Tips for a Student to Eat Healthy When Ordering Food
Most college students tend to be busy with projects, assignments, and classes. And this makes it harder for them to find time to prepare meals. Thanks to rapid technological advancement, ordering food delivery has become a common habit for most people around the world. Apart from lack of time, students usually have cravings for street food or restaurant food that can be delivered to their doorstep at the blink of an eye.
You should prioritize healthy eating if you want to get good grades and achieve your goals easily. Most of the foods that appear on the menu may not always be the best options for you since they can be high in salt, sugar, and fat. It is also easy to consume fast foods when you run out of ideas. To improve your diet, you do not have to eat home-cooked meals only. Here are eight awesome tips for students to eat healthy when ordering food through home delivery.
1. Do not order when you are tired, stressed, or starving
Do not head out to buy food or reach for your phone to order when your stomach starts growling. When you are hungry, you are more likely to order more desserts or side-dishes than you need. Ordering food when you are stressed or tired can also lead to choosing foods that will make you feel happy instead of healthy options. Planning your meals before ordering will reduce the chances of consuming unhealthy foods.
2. Look at the portions
When your food arrives, you are likely to eat straight from the container. And this makes it difficult to know how big the portion is. Since you do not want to consume more than you require, you should consider transferring your food to a bowl or plate before eating to gauge the appropriate size. You can share the remainder with your loved ones or save it for a future time.

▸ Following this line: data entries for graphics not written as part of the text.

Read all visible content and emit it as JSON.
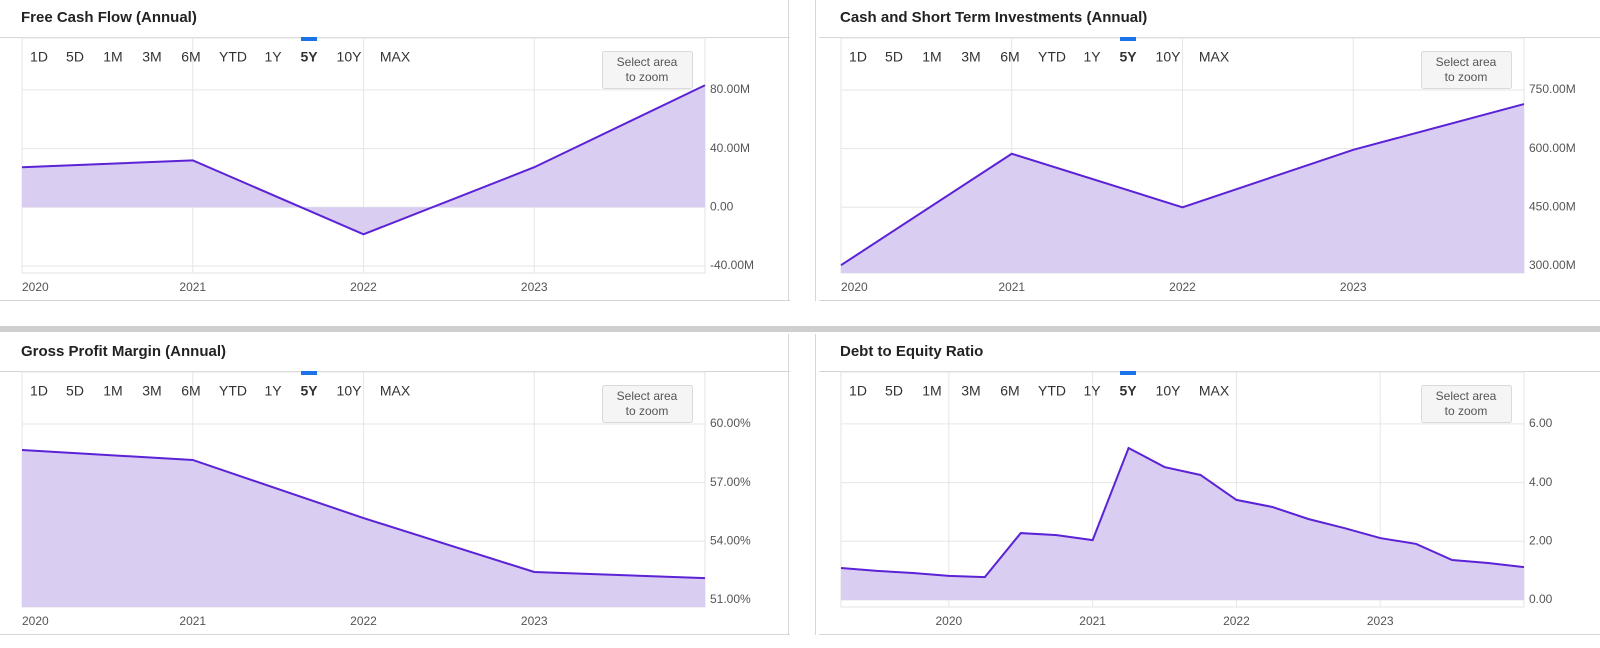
{
  "range_buttons": [
    "1D",
    "5D",
    "1M",
    "3M",
    "6M",
    "YTD",
    "1Y",
    "5Y",
    "10Y",
    "MAX"
  ],
  "active_range": "5Y",
  "zoom_hint_lines": [
    "Select area",
    "to zoom"
  ],
  "chart_data": [
    {
      "type": "area",
      "title": "Free Cash Flow (Annual)",
      "x": [
        2020,
        2021,
        2022,
        2023,
        2024
      ],
      "values": [
        27.3,
        32,
        -18.4,
        27.3,
        83.2
      ],
      "xlim": [
        2020,
        2024
      ],
      "xticks": [
        2020,
        2021,
        2022,
        2023
      ],
      "ylim": [
        -44.8,
        115.4
      ],
      "yticks": [
        {
          "value": -40,
          "label": "-40.00M"
        },
        {
          "value": 0,
          "label": "0.00"
        },
        {
          "value": 40,
          "label": "40.00M"
        },
        {
          "value": 80,
          "label": "80.00M"
        }
      ],
      "color": "#5b22d6",
      "fill_color": "#d9cdf2",
      "grid": true
    },
    {
      "type": "area",
      "title": "Cash and Short Term Investments (Annual)",
      "x": [
        2020,
        2021,
        2022,
        2023,
        2024
      ],
      "values": [
        302,
        587,
        450,
        597,
        714
      ],
      "xlim": [
        2020,
        2024
      ],
      "xticks": [
        2020,
        2021,
        2022,
        2023
      ],
      "ylim": [
        282,
        883
      ],
      "yticks": [
        {
          "value": 300,
          "label": "300.00M"
        },
        {
          "value": 450,
          "label": "450.00M"
        },
        {
          "value": 600,
          "label": "600.00M"
        },
        {
          "value": 750,
          "label": "750.00M"
        }
      ],
      "color": "#5b22d6",
      "fill_color": "#d9cdf2",
      "grid": true
    },
    {
      "type": "area",
      "title": "Gross Profit Margin (Annual)",
      "x": [
        2020,
        2021,
        2022,
        2023,
        2024
      ],
      "values": [
        58.67,
        58.16,
        55.19,
        52.43,
        52.12
      ],
      "xlim": [
        2020,
        2024
      ],
      "xticks": [
        2020,
        2021,
        2022,
        2023
      ],
      "ylim": [
        50.64,
        62.66
      ],
      "yticks": [
        {
          "value": 51,
          "label": "51.00%"
        },
        {
          "value": 54,
          "label": "54.00%"
        },
        {
          "value": 57,
          "label": "57.00%"
        },
        {
          "value": 60,
          "label": "60.00%"
        }
      ],
      "color": "#5b22d6",
      "fill_color": "#d9cdf2",
      "grid": true
    },
    {
      "type": "area",
      "title": "Debt to Equity Ratio",
      "x": [
        2019.25,
        2019.5,
        2019.75,
        2020,
        2020.25,
        2020.5,
        2020.75,
        2021,
        2021.25,
        2021.5,
        2021.75,
        2022,
        2022.25,
        2022.5,
        2022.75,
        2023,
        2023.25,
        2023.5,
        2023.75,
        2024
      ],
      "values": [
        1.09,
        0.99,
        0.92,
        0.82,
        0.78,
        2.28,
        2.21,
        2.04,
        5.18,
        4.53,
        4.26,
        3.41,
        3.17,
        2.76,
        2.45,
        2.11,
        1.91,
        1.36,
        1.26,
        1.12
      ],
      "xlim": [
        2019.25,
        2024
      ],
      "xticks": [
        2020,
        2021,
        2022,
        2023
      ],
      "ylim": [
        -0.24,
        7.77
      ],
      "yticks": [
        {
          "value": 0,
          "label": "0.00"
        },
        {
          "value": 2,
          "label": "2.00"
        },
        {
          "value": 4,
          "label": "4.00"
        },
        {
          "value": 6,
          "label": "6.00"
        }
      ],
      "color": "#5b22d6",
      "fill_color": "#d9cdf2",
      "grid": true
    }
  ]
}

3. Always go for steamed and grilled options
While it is satisfying to have crisp fried chicken, you do not have to eat it every single time you order. You should avoid oily fried food as much as you can by going for steamed or grilled options. When you do this, your skin and body will thank you. Your efforts will pay back in spades.
4. Choose your pizza
According to assignment help, pizzas are quite popular in food deliveries and takeaway spots. However, it is no secret that they are carb-heavy and high in calories. You can minimize your carb intake by going for thin-crust pizzas instead of thick ones.
Meat pizzas also contain high saturated fats and sodium due to the use of ham, salami, and bacon. You should go for chicken, vegetarian or seafood. Also, go for tomato-based sauces and sprinkle less cheese. You can make your meal healthier by substituting cheesy garlic bread and greasy wedges with greens.
5. Japanese food is magical
Japanese food not only tastes good but it is also a healthy option for students who love takeaway food. Go for bento sets that are nutritionally balanced with a mix of proteins, carbs, and good fats. You can also go for salmon sushi, tuna, or sashimi which are all rich in Omega 3 fatty acids. You should avoid Japanese deep-fried food like tonkatsu, chicken karaage, and pan-fried dumplings since they are high in salt content and loaded with calories.
6. Vietnamese food is a great alternative
While Japanese food is amazing, you can also consume Vietnamese food which is not only flavourful but also healthy. A plate of pho is not only tasty but also well-balanced due to the accompaniment of fresh herbs, vegetables, and spices like coriander and basil. Fresh rice paper rolls are also a perfect addition to your meal. They are usually filled with prawns, vegetables, meat, and rice noodles. They are also packed in different flavours thus making them healthier.
7. Avoid junk food combinations
There will be days when you will crave for fast food. When this happens, you should avoid consuming junk food combinations. Although it may seem exciting to consume burgers, fries, and soft drinks, you will end up consuming more calories. You need to stick to one thing to avoid going overboard.
8. Go for healthy salads
While salad seems like healthy food that you can order, adding the wrong ingredients will result in unwanted sugars, fats, and more calories. To create and consume healthy salads, you need to choose a dressing like a vinaigrette, olive oil, or balsamic. You need to avoid dressings with saturated fats. Plus, your salad should be well-balanced with proteins, carbs, and vegetables. You should avoid unhealthy toppings like croutons or consume them in moderation.